Deuxième point, les aides d’État. C’est même devenu le principal point de blocage officiel aujourd’hui. Il concerne les aides d’État, subventions utilisant des ressources d'État et distribuées sélectivement à des entreprises, ce qui pourrait fausser la concurrence. Ce pourquoi la Commission européenne doit valider l’attribution de ces aides d’État pour tous les pays européens, comme cela a été le cas en France pour l’aide à Renault ou Air France.

La position initiale de l'UE dans les négociations de Brexit a été que le Royaume-Uni continue d’être lié par les mêmes obligations sous prétexte du statut spécifique de l’Irlande du Nord.
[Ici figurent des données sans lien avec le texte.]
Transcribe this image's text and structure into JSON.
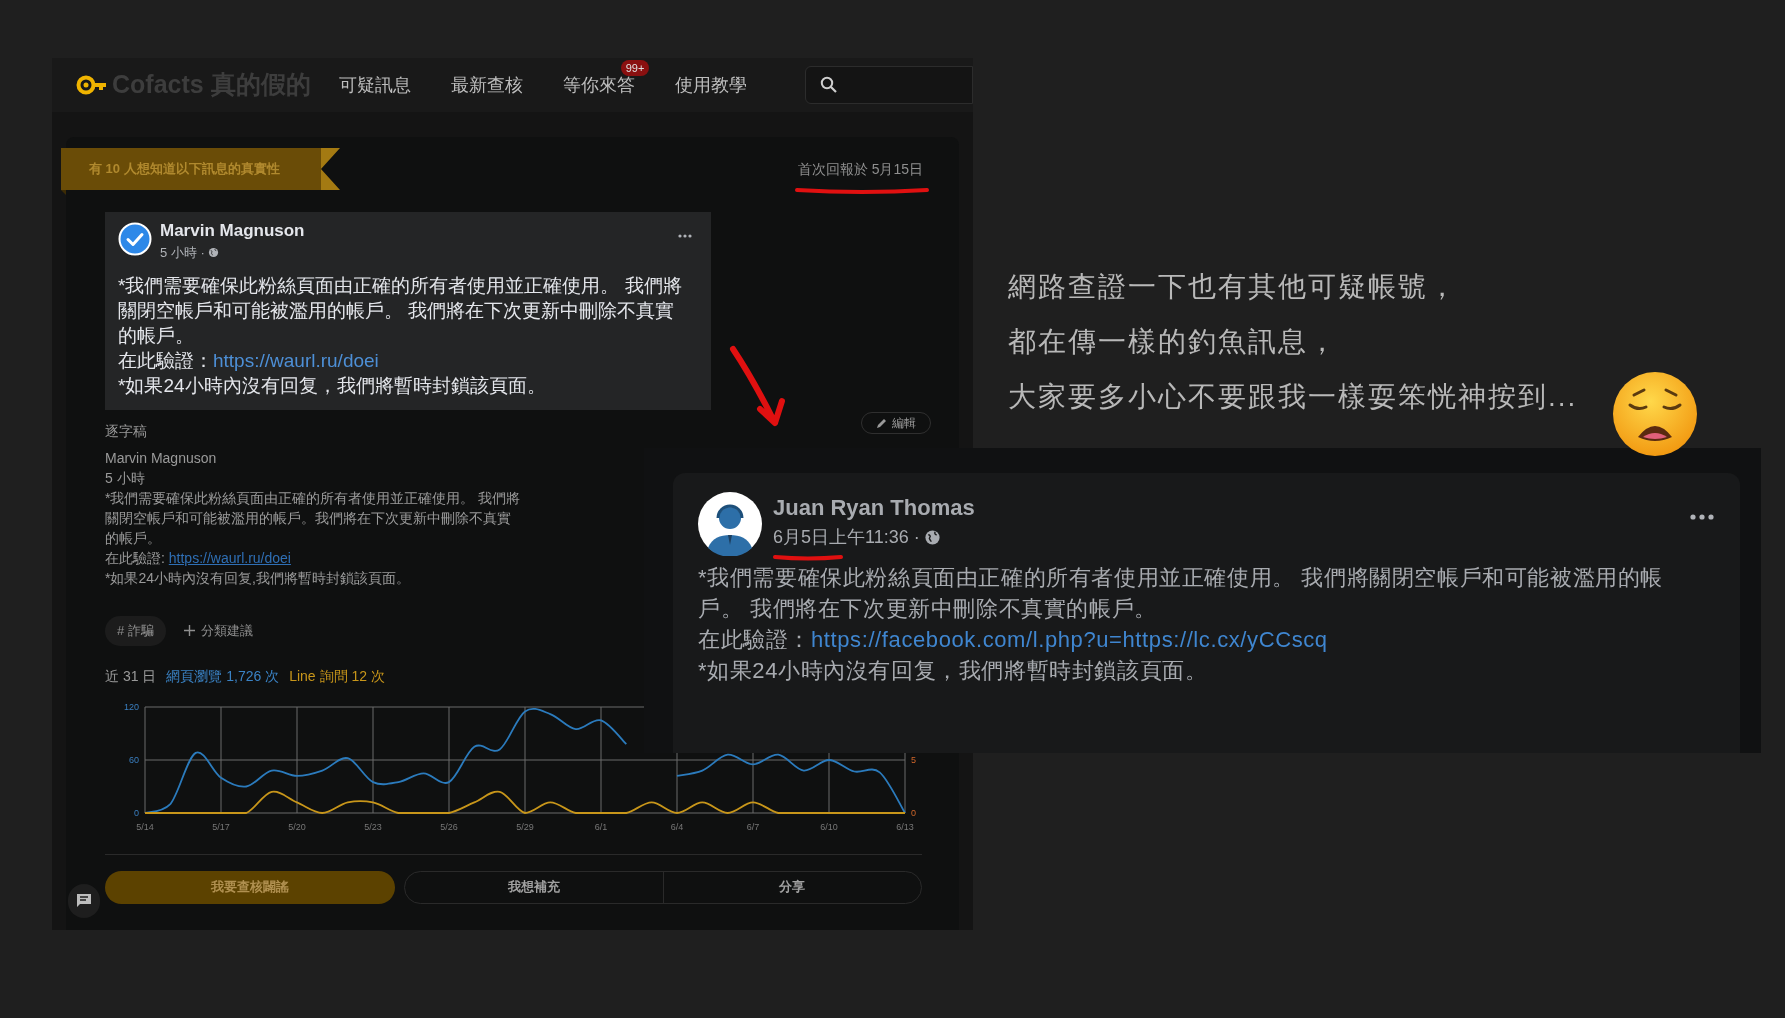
{
  "cofacts": {
    "header": {
      "logo": "Cofacts 真的假的",
      "nav": [
        {
          "label": "可疑訊息"
        },
        {
          "label": "最新查核"
        },
        {
          "label": "等你來答",
          "badge": "99+"
        },
        {
          "label": "使用教學"
        }
      ]
    },
    "ribbon": "有 10 人想知道以下訊息的真實性",
    "first_reported": "首次回報於 5月15日",
    "post": {
      "author": "Marvin Magnuson",
      "time": "5 小時 ·",
      "body": "*我們需要確保此粉絲頁面由正確的所有者使用並正確使用。 我們將關閉空帳戶和可能被濫用的帳戶。 我們將在下次更新中刪除不真實的帳戶。",
      "verify_prefix": "在此驗證：",
      "link": "https://waurl.ru/doei",
      "footer": "*如果24小時內沒有回复，我們將暫時封鎖該頁面。"
    },
    "transcript": {
      "label": "逐字稿",
      "edit": "編輯",
      "author": "Marvin Magnuson",
      "time": "5 小時",
      "body": "*我們需要確保此粉絲頁面由正確的所有者使用並正確使用。 我們將關閉空帳戶和可能被濫用的帳戶。我們將在下次更新中刪除不真實的帳戶。",
      "verify_prefix": "在此驗證: ",
      "link": "https://waurl.ru/doei",
      "footer": "*如果24小時內沒有回复,我們將暫時封鎖該頁面。"
    },
    "tags": [
      {
        "label": "# 詐騙"
      }
    ],
    "suggest_category": "分類建議",
    "stats": {
      "period": "近 31 日",
      "views": "網頁瀏覽 1,726 次",
      "line": "Line 詢問 12 次"
    },
    "chart_data": {
      "type": "line",
      "categories": [
        "5/14",
        null,
        null,
        "5/17",
        null,
        null,
        "5/20",
        null,
        null,
        "5/23",
        null,
        null,
        "5/26",
        null,
        null,
        "5/29",
        null,
        null,
        "6/1",
        null,
        null,
        "6/4",
        null,
        null,
        "6/7",
        null,
        null,
        "6/10",
        null,
        null,
        "6/13"
      ],
      "grid": true,
      "ylim": [
        0,
        120
      ],
      "yticks": [
        0,
        60,
        120
      ],
      "y2lim": [
        0,
        10
      ],
      "y2ticks": [
        0,
        5
      ],
      "series": [
        {
          "color": "#2b7bbd",
          "values": [
            0,
            10,
            68,
            40,
            30,
            48,
            42,
            48,
            62,
            35,
            35,
            45,
            35,
            75,
            72,
            115,
            112,
            95,
            105,
            78,
            null,
            42,
            48,
            66,
            55,
            66,
            48,
            60,
            47,
            46,
            0
          ]
        },
        {
          "color": "#c8961a",
          "axis": "y2",
          "values": [
            0,
            0,
            0,
            0,
            0,
            2,
            1,
            0,
            1,
            1,
            0,
            0,
            0,
            1,
            2,
            0,
            1,
            0,
            0,
            0,
            1,
            0,
            1,
            0,
            1,
            0,
            0,
            0,
            0,
            0,
            0
          ]
        }
      ]
    },
    "actions": [
      {
        "label": "我要查核闢謠",
        "primary": true
      },
      {
        "label": "我想補充",
        "primary": false
      },
      {
        "label": "分享",
        "primary": false
      }
    ]
  },
  "facebook_post": {
    "author": "Juan Ryan Thomas",
    "time": "6月5日上午11:36 ·",
    "body": "*我們需要確保此粉絲頁面由正確的所有者使用並正確使用。 我們將關閉空帳戶和可能被濫用的帳戶。 我們將在下次更新中刪除不真實的帳戶。",
    "verify_prefix": "在此驗證：",
    "link": "https://facebook.com/l.php?u=https://lc.cx/yCCscq",
    "footer": "*如果24小時內沒有回复，我們將暫時封鎖該頁面。"
  },
  "note": {
    "lines": [
      "網路查證一下也有其他可疑帳號，",
      "都在傳一樣的釣魚訊息，",
      "大家要多小心不要跟我一樣耍笨恍神按到..."
    ]
  }
}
En l’absence de frontière physique avec la République d’Irlande, ce petit territoire britannique situé en Irlande reste membre du marché unique et soumise aux règles communautaires.

Dans l’accord de retrait 2019, il avait été convenu que le Royaume-Uni adopte des règles similaires à celles de l’Union européenne. Mais Boris Johnson, pas très pressé de présenter de prendre sa copie, s’est récemment fait bousculer par les Européens, qui veulent que la question soit réglée ces prochaines semaines. Au contraire, le Premier ministre britannique joue dans la provocation et clame maintenant sa volonté d’indépendance et dénonce l’ingérence européenne. Le Royaume-Uni voudrait utiliser ces subventions pour aider le secteur technologique de son pays, sans avoir à rendre de comptes.

Au regard de laccès à son marché unique et d’un partenariat de libre-échange qui viendrait conserver l’absence de droits de douane, les Européens savent qu’ils sont en position de force pour négocier. Et la crise du Covid-19 est venue mettre le Royaume-Uni dans une position économique délicate.

Le PIB britannique a chuté de 25% au cours des trois mois précédant le mois de juin, la plus forte baisse trimestrielle de tous les pays du G7.

Si les choses continuent de s’envenimer entre le Royaume-Uni et l’UE et qu’on en vient à un non-accord, bon nombre de secteurs de l’économie britannique seront touchés.

Formalités administratives, contrôles sanitaires, droits de douane,… Les entreprises verront leurs coûts augmenter dès janvier, ce qui pourrait aggraver les dommages déjà causés par la pandémie.

Dans l’industrie automobile, la production a chuté de 70 % au cours du deuxième trimestre 2019. Les voitures représentent 7 % des exportations britanniques vers l'UE et seraient soumises à un droit de douane de 10 % si aucun accord de libre-échange n'était mis en place cette année.

Ou encore la production agricole, c'est le secteur le plus vulnérable aux droits de douane, qui dépassent souvent 30%.

C'est certainement le pire moment possible pour infliger un nouveau choc économique au pays. C'est pourtant exactement ce que Boris Johnson prévoit de faire.